11 June 2008

Bread and butter

Thank you for your comments yesterday. I'm quite overwhelmed by them. In the next few days I'll work out my plan of attack and write about it again later in the week.
We've had a lot of women sign up for the swap. Please remember the deadline for sign-ups is Thursday, June 12. Sharon and Lorraine are organising it and they will post the list of swap partners next Monday.
In the meantime, let's get back to reskilling ourselves.

If you're like us and enjoy fresh warm bread for lunch, or if you have a family who needs feeding NOW, one of your great frugal standbys is homebaked bread with butter. I have to confess, I like Vegemite on my bread and toast but I won't hold it against you if you don't. ;- )
I baked a soy and linseed loaf yesterday and when Hanno commented on the price of bread now I decided to do a little investigating. My bread cost approximately $2 to bake. Here is the breakdown: my soy/linseed flour cost $2.80 a kilo (2.2 lbs) or 43 cents per cup, white baker's flour costs me $1.52 a kilo, or 23 cents per cup. This loaf uses four cups of flour. All the following amounts are slight over-estimations: yeast 5 cents, salt 2 cents, sugar 2 cents, water 1 cent, butter 5 cents, oats and poppy seeds for the top 3 cents, electricity 50 cents. Total $2.

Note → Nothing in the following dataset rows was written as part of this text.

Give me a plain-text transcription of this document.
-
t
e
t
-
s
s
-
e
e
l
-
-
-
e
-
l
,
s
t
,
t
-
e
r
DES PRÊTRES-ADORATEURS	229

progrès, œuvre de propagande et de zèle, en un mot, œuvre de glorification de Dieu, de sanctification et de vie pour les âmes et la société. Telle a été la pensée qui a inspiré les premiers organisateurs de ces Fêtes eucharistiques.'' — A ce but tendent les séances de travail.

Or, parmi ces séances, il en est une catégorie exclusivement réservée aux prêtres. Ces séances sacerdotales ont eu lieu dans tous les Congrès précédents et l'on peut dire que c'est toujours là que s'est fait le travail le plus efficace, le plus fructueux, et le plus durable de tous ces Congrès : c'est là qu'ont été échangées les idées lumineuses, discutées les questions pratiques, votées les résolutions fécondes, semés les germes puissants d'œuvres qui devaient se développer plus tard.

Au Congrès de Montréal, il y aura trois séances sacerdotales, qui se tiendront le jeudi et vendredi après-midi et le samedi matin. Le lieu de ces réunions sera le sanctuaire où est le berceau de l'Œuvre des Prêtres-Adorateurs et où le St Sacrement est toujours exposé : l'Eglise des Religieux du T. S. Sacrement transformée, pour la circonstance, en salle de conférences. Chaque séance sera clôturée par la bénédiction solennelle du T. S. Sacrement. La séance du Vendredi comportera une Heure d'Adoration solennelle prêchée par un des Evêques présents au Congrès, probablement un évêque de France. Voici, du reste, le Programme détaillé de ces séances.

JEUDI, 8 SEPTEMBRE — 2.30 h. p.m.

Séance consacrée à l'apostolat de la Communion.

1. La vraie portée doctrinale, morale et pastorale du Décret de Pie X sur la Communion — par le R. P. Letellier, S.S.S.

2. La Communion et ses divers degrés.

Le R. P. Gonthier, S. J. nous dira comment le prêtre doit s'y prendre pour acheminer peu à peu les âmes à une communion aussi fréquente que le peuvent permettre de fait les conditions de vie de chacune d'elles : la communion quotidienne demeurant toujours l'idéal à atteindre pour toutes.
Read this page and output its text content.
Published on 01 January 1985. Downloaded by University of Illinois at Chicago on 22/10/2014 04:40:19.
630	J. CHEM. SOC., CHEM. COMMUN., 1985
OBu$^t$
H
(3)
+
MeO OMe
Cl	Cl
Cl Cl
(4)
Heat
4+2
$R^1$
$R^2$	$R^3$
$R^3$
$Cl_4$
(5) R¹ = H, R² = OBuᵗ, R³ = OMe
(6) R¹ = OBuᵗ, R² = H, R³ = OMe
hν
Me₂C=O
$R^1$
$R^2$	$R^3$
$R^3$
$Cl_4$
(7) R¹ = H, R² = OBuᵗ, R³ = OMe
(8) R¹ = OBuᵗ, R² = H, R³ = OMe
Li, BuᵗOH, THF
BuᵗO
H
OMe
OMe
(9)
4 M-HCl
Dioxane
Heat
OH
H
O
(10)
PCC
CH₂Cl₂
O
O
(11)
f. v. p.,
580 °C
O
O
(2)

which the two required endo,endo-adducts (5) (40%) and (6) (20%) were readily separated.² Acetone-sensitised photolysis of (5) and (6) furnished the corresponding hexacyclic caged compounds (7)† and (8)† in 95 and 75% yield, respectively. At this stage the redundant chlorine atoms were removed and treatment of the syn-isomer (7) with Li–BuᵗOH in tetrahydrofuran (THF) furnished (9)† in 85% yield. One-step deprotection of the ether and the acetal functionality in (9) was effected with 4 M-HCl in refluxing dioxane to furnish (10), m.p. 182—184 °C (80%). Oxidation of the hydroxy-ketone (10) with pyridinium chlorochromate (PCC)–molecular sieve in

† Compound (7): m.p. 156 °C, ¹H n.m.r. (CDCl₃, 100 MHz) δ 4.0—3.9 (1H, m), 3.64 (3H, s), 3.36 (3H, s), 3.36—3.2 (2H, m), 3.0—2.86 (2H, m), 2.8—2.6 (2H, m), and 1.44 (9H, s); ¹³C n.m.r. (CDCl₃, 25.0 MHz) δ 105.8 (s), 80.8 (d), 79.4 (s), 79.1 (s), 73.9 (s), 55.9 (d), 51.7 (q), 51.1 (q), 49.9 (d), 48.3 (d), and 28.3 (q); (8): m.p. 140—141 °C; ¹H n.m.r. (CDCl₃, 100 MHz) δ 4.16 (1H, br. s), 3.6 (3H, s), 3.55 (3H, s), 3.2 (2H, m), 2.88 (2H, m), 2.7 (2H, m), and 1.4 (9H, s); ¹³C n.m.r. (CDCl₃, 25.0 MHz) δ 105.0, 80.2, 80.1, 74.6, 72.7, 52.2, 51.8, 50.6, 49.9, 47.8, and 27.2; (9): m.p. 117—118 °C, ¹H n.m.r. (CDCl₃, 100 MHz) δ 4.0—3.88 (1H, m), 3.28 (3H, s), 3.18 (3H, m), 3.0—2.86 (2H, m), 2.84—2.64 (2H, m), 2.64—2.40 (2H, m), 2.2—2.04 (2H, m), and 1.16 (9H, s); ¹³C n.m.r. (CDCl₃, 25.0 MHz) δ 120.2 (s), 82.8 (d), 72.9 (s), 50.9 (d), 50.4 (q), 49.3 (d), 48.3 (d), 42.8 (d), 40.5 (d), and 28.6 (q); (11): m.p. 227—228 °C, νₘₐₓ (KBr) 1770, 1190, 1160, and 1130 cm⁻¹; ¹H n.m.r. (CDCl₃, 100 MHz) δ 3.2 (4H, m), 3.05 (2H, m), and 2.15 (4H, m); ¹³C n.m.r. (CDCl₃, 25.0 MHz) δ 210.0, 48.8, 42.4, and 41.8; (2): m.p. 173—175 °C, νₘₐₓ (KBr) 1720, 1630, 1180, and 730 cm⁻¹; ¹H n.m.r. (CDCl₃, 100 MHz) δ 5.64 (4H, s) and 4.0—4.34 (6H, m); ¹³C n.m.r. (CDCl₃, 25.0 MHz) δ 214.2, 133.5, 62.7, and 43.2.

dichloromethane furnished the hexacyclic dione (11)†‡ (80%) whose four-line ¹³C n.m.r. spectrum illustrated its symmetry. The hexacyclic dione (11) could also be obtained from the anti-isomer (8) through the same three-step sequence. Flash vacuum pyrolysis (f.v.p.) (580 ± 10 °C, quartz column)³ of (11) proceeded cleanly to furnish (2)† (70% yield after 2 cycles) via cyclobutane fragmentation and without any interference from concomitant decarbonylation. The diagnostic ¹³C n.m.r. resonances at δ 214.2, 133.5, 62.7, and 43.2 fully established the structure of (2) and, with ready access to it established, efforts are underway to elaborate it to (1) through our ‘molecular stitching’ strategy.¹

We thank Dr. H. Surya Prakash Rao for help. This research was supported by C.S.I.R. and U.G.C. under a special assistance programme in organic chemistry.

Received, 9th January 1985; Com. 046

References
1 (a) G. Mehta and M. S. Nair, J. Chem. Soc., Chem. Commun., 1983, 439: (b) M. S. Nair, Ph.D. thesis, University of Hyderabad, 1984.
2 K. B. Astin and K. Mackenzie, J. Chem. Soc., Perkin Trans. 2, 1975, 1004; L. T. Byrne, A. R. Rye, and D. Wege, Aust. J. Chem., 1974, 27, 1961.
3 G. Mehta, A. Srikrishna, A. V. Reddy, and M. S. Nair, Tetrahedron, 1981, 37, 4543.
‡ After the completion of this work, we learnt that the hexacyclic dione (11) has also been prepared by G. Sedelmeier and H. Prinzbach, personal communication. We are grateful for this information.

The Helga's soy and linseed loaf, which is the closest loaf to what I make, is currently listed as $4.73 online at Woolworths. A saving of $2.73 per loaf.
I made this loaf using the breadmaker to knead the dough. I then put the dough in a bread tin and cooked it in the oven. Making it by hand would slightly decrease the cost but increase the time spent on it.
I've been experimenting with spreads for or bread. I LOVE butter - and it shows. LOL! I'm trying to cut down on the amount of butter I eat and have recently been whipping the butter and adding water to it. It increases in volume, so it goes further and is cheaper, but it tastes the same. When you put whipped butter in the fridge it goes hard, just like unwhipped butter, so I've been keeping ours out on the bench so it's ready for use during the day.


You can't bake with whipped butter and if I put it on really hot bread, it makes it a bit soggy. I have to wait for the bread to cool down a bit before spreading the butter. On room temperature bread, it's fine.

To make whipped butter, have the butter at room temperature and place it in a bowl. Beat it with your electric whisk to soften it and break it up. To 1 cup of butter add a ½ cup of lukewarm water, little bits at a time and beat into the butter. To make it go even further, you could add some olive oil as well, about ½ cup. At the moment we are eating the butter and water mix but I've used the butter+oil+water mix over the past month and it's fine. Again, it's not suitable for baking, but excellent for sandwiches.
Make sure you put the butter in the fridge every night but it's perfectly fine to keep it out on the bench during the day - depending on the temperature at your home. If it's very hot, you'll need to keep it in the fridge all the time.